Sunday, June 29, 2014

“ Summer Reading for Parents” (WSJ) addresses the challenges parents face in choosing the right book for their child but I see more confusion ahead with the publishing industry’s attempt to label books, hoping to inform parents to make better-informed choices.

Here are some simple guidelines to follow. A just right book pairs a child with a book with the proper reading level (children are able to read the words of the story) with their appropriate developmental age and stage (children are ready to think and talk about the subjects a book brings up).

Appropriate developmental age and stage and correct reading level is simple enough to determine and when you add in a child’s interest, you have some very easy to follow guidelines to make informed choices on the books your child reads.

However, I believe that every child deserves and needs a Reading Fairy Godmother. They know that the very best of books make a sound in the heart. Books enter the back door of the imagination, not the front door of logic and herein lay their magic.

When choosing a book for a child, I look for books that cause a reader to pause, and inside those pauses, our hearts open and become more porous to ideas and feelings. With each book, the heart breaks open a tiny bit and into that space new ideas and feelings jump in. Every time a heart breaks, it creates a space that invites new understandings. After each “heart break,” the heart expands and becomes more than it was.

Readers, both adults and children, experience with each memorable read, how their heart has been “broken," added to and altered. I believe this is the gift of reading

Sunday, June 15, 2014

Father's Reading to their Children

While reading an article about how fatherhood informs a writer’s life, I found myself imagining my ideal father. My ideal father would not necessarily have to be capable of writing stories such as The Real Thief and T.H. White’s, The Once and Future Kingwho created Merlin, my dream father,  but he would be my very own Scheherazade, telling me magical stories that kept "..and then what happened?" alive and well. Together we would enter the world of story and create our very own understanding and language to talk about these stories.

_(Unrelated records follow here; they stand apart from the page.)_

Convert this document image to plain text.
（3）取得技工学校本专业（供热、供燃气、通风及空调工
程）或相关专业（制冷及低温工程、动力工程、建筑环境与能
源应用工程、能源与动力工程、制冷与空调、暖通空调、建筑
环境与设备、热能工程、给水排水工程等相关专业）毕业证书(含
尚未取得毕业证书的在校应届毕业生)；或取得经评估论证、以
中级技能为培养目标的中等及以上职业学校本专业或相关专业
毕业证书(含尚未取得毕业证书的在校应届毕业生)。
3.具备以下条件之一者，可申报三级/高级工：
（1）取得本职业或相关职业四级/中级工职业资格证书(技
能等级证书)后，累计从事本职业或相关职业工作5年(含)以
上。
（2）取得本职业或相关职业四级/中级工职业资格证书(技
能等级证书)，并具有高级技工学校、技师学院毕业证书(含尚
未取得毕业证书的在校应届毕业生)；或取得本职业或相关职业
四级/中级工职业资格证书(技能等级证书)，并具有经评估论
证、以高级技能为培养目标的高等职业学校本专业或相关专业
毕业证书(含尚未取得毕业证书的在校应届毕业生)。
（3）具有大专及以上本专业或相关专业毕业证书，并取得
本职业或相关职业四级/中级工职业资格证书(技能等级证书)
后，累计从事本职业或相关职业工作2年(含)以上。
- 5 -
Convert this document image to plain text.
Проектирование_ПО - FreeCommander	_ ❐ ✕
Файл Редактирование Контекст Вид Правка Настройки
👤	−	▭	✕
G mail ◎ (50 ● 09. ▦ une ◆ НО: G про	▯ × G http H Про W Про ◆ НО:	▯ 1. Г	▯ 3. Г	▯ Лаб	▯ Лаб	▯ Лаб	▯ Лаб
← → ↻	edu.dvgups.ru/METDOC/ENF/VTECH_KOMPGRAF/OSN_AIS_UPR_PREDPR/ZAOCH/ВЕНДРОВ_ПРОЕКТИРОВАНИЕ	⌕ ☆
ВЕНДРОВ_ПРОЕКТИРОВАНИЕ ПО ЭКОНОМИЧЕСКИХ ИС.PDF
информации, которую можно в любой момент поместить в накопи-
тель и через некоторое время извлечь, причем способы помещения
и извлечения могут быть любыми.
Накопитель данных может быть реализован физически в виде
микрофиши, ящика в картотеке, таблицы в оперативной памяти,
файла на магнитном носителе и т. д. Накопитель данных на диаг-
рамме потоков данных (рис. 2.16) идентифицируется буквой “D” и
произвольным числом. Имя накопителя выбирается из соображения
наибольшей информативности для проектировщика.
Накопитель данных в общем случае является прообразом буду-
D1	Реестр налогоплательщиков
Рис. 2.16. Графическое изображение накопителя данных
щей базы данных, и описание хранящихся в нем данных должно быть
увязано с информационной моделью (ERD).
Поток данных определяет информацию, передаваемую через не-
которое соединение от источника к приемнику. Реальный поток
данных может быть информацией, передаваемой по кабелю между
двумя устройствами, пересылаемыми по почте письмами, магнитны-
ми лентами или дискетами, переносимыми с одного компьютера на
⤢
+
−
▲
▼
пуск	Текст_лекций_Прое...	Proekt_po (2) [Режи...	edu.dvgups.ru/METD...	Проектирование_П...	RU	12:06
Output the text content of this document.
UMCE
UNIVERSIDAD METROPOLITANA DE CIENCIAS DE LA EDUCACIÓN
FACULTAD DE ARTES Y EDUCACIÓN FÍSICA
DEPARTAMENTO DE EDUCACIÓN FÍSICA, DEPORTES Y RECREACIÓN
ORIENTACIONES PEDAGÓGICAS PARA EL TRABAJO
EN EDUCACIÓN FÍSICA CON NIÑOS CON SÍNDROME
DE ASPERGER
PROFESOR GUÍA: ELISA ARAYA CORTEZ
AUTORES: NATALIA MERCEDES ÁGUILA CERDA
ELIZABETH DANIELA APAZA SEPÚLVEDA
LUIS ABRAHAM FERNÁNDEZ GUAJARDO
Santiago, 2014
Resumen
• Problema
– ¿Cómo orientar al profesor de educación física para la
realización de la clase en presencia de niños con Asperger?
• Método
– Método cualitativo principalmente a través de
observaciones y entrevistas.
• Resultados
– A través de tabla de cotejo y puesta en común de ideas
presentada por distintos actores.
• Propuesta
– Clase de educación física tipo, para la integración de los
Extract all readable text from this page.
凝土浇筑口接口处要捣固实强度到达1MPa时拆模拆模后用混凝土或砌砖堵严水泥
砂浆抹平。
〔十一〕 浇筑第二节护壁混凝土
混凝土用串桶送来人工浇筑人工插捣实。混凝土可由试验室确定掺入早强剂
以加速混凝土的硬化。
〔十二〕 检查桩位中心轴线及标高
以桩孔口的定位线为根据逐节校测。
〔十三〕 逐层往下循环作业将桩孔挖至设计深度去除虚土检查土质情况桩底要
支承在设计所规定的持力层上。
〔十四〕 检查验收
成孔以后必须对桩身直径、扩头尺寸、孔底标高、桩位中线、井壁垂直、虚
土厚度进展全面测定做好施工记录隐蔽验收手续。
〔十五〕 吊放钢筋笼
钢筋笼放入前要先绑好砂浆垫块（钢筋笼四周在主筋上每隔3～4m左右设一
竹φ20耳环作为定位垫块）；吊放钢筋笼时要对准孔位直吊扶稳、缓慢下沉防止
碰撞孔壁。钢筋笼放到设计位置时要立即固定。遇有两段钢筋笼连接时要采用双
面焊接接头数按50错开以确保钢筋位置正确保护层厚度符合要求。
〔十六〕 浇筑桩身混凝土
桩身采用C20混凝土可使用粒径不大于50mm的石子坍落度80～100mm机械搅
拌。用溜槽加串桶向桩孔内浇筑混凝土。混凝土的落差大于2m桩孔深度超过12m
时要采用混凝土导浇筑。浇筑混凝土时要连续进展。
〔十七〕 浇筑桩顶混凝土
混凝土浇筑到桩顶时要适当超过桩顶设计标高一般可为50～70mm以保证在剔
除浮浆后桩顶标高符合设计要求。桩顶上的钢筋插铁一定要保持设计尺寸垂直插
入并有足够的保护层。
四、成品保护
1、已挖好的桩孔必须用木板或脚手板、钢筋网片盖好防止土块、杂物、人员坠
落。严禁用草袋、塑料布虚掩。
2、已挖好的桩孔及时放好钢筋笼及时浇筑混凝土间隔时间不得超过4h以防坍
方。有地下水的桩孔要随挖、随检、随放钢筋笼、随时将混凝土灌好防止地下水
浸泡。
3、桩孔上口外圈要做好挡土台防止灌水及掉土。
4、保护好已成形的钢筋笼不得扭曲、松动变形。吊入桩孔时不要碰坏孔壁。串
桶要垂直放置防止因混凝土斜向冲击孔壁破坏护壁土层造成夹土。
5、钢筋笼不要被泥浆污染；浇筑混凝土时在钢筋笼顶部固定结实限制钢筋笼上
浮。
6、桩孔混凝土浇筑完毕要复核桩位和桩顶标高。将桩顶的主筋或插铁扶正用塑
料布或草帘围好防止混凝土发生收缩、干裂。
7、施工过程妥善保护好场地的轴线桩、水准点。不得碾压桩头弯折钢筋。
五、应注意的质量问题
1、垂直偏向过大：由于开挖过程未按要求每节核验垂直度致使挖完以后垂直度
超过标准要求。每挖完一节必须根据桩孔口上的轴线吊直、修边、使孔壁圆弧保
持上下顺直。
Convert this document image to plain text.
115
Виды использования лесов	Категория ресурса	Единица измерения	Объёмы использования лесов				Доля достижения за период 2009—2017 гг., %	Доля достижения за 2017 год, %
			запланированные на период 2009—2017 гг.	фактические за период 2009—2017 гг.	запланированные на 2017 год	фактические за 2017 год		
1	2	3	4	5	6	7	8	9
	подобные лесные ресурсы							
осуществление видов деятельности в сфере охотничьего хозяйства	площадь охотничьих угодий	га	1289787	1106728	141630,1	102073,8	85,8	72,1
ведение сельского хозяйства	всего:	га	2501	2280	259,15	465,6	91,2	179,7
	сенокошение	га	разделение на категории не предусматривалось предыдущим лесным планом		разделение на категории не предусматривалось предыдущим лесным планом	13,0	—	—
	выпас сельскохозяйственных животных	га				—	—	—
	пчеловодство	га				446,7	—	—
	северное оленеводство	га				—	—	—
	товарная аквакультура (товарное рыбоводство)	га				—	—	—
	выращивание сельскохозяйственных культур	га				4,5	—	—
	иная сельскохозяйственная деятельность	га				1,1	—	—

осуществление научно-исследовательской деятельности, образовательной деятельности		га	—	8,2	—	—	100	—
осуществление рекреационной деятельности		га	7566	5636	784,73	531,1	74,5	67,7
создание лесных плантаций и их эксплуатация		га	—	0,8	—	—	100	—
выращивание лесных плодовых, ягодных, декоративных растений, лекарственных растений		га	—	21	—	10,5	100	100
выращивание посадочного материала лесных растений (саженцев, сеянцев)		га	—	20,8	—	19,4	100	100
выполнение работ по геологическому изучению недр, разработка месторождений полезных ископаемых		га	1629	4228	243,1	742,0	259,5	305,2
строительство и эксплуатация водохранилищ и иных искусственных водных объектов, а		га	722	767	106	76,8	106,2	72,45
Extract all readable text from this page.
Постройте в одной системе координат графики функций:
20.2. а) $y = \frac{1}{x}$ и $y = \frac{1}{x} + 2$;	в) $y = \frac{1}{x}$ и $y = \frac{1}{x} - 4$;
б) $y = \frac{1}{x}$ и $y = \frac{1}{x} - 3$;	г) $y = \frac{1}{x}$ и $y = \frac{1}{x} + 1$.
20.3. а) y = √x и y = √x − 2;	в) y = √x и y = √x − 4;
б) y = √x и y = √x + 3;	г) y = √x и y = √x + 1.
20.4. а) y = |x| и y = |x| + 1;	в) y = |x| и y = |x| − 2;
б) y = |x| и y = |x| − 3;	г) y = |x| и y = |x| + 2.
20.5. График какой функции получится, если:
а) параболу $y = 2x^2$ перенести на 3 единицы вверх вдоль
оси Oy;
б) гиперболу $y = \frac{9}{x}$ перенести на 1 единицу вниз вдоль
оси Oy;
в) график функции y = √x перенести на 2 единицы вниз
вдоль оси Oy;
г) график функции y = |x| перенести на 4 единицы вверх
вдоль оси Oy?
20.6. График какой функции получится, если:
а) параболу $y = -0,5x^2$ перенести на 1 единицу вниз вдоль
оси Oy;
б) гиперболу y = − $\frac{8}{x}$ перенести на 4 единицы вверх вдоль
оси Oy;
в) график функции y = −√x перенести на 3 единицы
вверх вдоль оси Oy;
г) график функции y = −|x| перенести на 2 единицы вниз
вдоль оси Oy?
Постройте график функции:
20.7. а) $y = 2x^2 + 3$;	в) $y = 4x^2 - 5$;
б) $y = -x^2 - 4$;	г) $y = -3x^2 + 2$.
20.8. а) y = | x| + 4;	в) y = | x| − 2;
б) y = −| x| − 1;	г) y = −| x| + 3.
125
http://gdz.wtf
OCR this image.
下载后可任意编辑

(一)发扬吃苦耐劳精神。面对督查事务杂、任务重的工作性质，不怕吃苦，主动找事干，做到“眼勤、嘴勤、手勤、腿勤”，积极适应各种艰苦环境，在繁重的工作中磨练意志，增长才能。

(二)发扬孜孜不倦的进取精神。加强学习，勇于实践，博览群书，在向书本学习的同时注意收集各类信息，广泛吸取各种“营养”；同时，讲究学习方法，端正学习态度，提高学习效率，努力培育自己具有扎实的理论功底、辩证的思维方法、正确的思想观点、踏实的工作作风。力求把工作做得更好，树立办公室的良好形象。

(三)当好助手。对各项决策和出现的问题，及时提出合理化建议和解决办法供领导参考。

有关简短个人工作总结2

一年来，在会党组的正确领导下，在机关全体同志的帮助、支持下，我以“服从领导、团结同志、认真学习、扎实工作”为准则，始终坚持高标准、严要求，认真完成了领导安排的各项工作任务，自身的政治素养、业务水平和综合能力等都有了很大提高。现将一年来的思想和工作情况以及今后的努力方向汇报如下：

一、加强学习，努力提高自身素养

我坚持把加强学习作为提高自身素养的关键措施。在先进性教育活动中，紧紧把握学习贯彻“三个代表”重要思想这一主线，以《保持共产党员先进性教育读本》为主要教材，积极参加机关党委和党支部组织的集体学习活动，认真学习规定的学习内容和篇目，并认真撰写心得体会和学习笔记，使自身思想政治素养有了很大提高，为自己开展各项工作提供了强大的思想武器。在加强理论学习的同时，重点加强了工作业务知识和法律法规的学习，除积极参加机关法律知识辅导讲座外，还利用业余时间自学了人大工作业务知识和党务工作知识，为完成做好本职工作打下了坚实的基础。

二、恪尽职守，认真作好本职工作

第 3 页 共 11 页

I would also want my father to be playful, funny, lovable, reliable and eager to listen to all that I had to say. And he would make me feel like Cinderella.  Check out the song, Stealing Cinderella by Chuck Wicks. As many songs do, this one tells a heartfelt story that might possibly bring a tear or two to both fathers and daughters.

Wednesday, June 4, 2014

Summer Reading

According to Chartbeat, 55% of visitors spend fewer than 15 seconds on a website. This statistic has me thinking about what it takes to absorb an idea— 15 minutes is not even enough time to stretch out a muscle let alone ponder and reflect on an idea.

Concentration and mindfulness are in short supply when we speak of Internet use but they are in abundance when it comes to reading a book. Statistics and scientific findings clearly show how reading is good for the brain. Dan Hurley’s featured 2013 PBS documentary feature, “ Smarter Brains,” tells a very compelling story.

In addition to helping develop healthy brains, working to full capacity, reading works to enlarge our humanity. It brings to mind a quote from Barry Lopez:

“The stories people tell have a way of taking care of them. If stories come to you, care for them. And learn to give them away where they are needed.  Sometimes a person needs a story more than food to stay alive. That is why we put these stories in each other’s memory.  This is how people care for themselves.”

The calendar tells us summer has arrived and when it comes to reading, many children experience the summer slide, something that happens when young minds sit idle for three months. We know that children who do not read over the summer will lose more than two months of reading achievement. Summer reading loss is cumulative. By the end of 6th grade children who lose reading skills over the summer will be 2 years behind their classmates. AND think about the cumulative loss of hours of pleasure, the pleasure found while being lost and absorbed in a book.

Tips to make summertime reading pleasurable
Help kids find time to read
Continue to read aloud
Combine activities with books
Visit the Library
Relax the rules for summer, encourage children to read what they choose
Lead by example: children need to see parents reading

The ALA website is a wonderful resource for families, offering book recommendation for all ages.